Three months! Also read as a million years and enough time for people to stop paying attention. I recently made a vow to myself to start devoting more time to the things I love; one of which is writing and I’m starting right now with this long overdue post.
I could offer you a basket full of excuses as to why I’ve been away so long but there really is no excuse for neglecting the art of writing. I will be straight with you though, the last couple of months have been difficult/stressful and I’m just now feeling like I’m coming out of my psychological funk. I was feeling very frustrated with most aspects of my life, work/career, living situation, relationships and no matter how hard I tried to change my life there just didn’t seem to be a solution. Job opportunities were dangled in front of me, teasing me with their promises of financial freedom, and although I put my all into the interviews there were never any call backs.
Oh, the despair!
I’m convinced now that the timing wasn’t right, I wasn’t meant to move onto another job until the right one came along and it did. I’m working for a wonderful company with a team of fabulous ladies and I love going to and being at work. I have a hard time leaving sometimes! From the get-go, the owner gave us (the six ladies she hired) ownership of the store. She trusted us to sell the products, promote the brand and manage the store without her supervision. It’s been a very long time since I have had any sort of creative control in a job and it feels great. When given the opportunity to express myself and when I don’t feel confined to corporate rules my best ideas and qualities come out. I had a customer ask me today if I was the owner of the store because I talked so passionately about our products. I’ve worked a lot of retail jobs in my life but the difference between this job and the retail environments I’m used to working in is that I believe in the products and my selling points are not forced. It feels really good to sell quality product to people.

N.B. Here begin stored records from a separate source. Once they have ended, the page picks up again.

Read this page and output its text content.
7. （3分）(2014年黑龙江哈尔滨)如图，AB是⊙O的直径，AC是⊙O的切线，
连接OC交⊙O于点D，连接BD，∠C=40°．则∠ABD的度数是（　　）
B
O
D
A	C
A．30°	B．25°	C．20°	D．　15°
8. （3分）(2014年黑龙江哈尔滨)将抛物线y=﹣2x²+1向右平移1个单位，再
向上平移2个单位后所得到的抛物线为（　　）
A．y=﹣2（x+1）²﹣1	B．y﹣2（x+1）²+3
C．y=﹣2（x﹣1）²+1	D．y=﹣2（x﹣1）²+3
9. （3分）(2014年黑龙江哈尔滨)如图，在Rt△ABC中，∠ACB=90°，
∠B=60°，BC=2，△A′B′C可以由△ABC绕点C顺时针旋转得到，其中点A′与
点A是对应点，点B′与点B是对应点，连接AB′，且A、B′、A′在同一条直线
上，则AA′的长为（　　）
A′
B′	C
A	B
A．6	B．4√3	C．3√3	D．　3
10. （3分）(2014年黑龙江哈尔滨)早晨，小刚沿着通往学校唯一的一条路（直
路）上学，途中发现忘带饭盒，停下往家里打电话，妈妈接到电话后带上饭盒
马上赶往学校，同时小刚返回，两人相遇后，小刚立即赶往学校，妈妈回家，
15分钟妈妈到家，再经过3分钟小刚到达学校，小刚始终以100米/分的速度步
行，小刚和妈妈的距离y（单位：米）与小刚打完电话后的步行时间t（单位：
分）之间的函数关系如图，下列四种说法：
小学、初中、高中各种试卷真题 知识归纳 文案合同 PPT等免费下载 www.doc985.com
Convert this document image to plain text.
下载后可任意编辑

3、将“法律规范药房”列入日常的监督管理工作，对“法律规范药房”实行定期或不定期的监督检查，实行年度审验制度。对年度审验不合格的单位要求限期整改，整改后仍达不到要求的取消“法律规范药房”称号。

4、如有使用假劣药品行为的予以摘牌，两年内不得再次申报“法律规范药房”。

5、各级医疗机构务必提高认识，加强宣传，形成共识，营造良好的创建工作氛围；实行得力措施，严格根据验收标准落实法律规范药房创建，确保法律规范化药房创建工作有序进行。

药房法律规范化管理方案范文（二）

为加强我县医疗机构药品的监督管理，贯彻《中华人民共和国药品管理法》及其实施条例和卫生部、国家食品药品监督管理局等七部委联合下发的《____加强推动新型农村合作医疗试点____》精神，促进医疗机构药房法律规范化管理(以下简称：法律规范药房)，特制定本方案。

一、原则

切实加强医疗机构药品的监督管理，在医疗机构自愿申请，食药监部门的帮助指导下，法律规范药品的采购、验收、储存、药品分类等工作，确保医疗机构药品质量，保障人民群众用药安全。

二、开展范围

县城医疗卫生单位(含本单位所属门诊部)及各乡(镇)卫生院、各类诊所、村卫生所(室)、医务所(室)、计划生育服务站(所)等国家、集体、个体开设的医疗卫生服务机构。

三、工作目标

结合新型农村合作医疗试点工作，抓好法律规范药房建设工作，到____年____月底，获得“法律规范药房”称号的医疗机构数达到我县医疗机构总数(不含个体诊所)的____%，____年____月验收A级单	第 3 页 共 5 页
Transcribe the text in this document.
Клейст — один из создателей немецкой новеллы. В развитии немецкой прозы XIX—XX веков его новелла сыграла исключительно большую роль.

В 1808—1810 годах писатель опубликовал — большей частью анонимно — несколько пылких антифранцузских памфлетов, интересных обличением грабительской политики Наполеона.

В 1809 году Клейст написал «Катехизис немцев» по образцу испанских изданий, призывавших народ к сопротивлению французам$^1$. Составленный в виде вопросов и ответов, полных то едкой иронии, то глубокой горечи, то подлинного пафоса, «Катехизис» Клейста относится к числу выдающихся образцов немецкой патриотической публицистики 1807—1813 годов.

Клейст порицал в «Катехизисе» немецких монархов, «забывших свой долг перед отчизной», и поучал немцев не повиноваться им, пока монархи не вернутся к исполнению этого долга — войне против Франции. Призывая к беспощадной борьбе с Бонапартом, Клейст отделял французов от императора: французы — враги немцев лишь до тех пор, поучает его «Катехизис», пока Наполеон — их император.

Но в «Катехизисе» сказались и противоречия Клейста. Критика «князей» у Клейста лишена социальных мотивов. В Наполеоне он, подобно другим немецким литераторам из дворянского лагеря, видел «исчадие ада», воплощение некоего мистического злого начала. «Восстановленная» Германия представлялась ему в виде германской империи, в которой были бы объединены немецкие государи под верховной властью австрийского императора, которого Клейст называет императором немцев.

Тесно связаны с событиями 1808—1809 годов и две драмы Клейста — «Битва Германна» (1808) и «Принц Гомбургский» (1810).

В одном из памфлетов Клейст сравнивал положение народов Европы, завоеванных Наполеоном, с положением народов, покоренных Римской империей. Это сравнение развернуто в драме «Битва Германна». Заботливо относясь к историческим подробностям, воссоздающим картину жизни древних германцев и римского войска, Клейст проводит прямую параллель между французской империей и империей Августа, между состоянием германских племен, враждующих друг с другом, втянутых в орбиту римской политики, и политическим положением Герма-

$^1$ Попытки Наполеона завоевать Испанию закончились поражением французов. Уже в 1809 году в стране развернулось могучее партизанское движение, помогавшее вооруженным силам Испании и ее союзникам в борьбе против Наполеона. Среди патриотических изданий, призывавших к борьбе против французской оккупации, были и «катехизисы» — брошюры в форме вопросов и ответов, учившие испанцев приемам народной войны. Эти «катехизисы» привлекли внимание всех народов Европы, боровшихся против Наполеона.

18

Check us out! We have a store in downtown Halifax at the Historic Properties, in downtown Truro and an online shop!
Now, that I’ve shamelessly promoted my workplace through my blog, I’ll tell you what else has been going on. Remember how I said that the last three months consisted of the job search from hell? Well, at the same time that I was looking for work, I was also looking for a new apartment. Apartment hunting in Halifax is equally as (if not more) frustrating then job hunting. The problem with the apartment hunt was that I was looking for a place to satisfy not only my own but the preferences of two other people. We needed reasonable rent as well as parking, we needed lots of light and lots of space, two bedrooms that was also in a convenience part of town. Phew! Lots of places looked promising in their ads but fell short once I stepped inside. I am happy to say that after viewing a lot of places and being constantly disappointed we finally found one. We found our Buckingham Palace! The security deposit has been paid and the lease was signed today. The best part about finally having a place to move into come September is not the end of the apartment search stress or that I have my free time back, it’s that I can finally put an end to the long-distance part of my relationship. It’s not over yet, we still have a few months to go but with that end in sight it feels like a huge weight has been lifted. Having a long-distance relationship has been incredibly difficult and difficult in ways that I hadn’t imagined, but I’ll save my long-distance relationship advice for another post.
It’s time for me to go to bed. Goodnight, friends!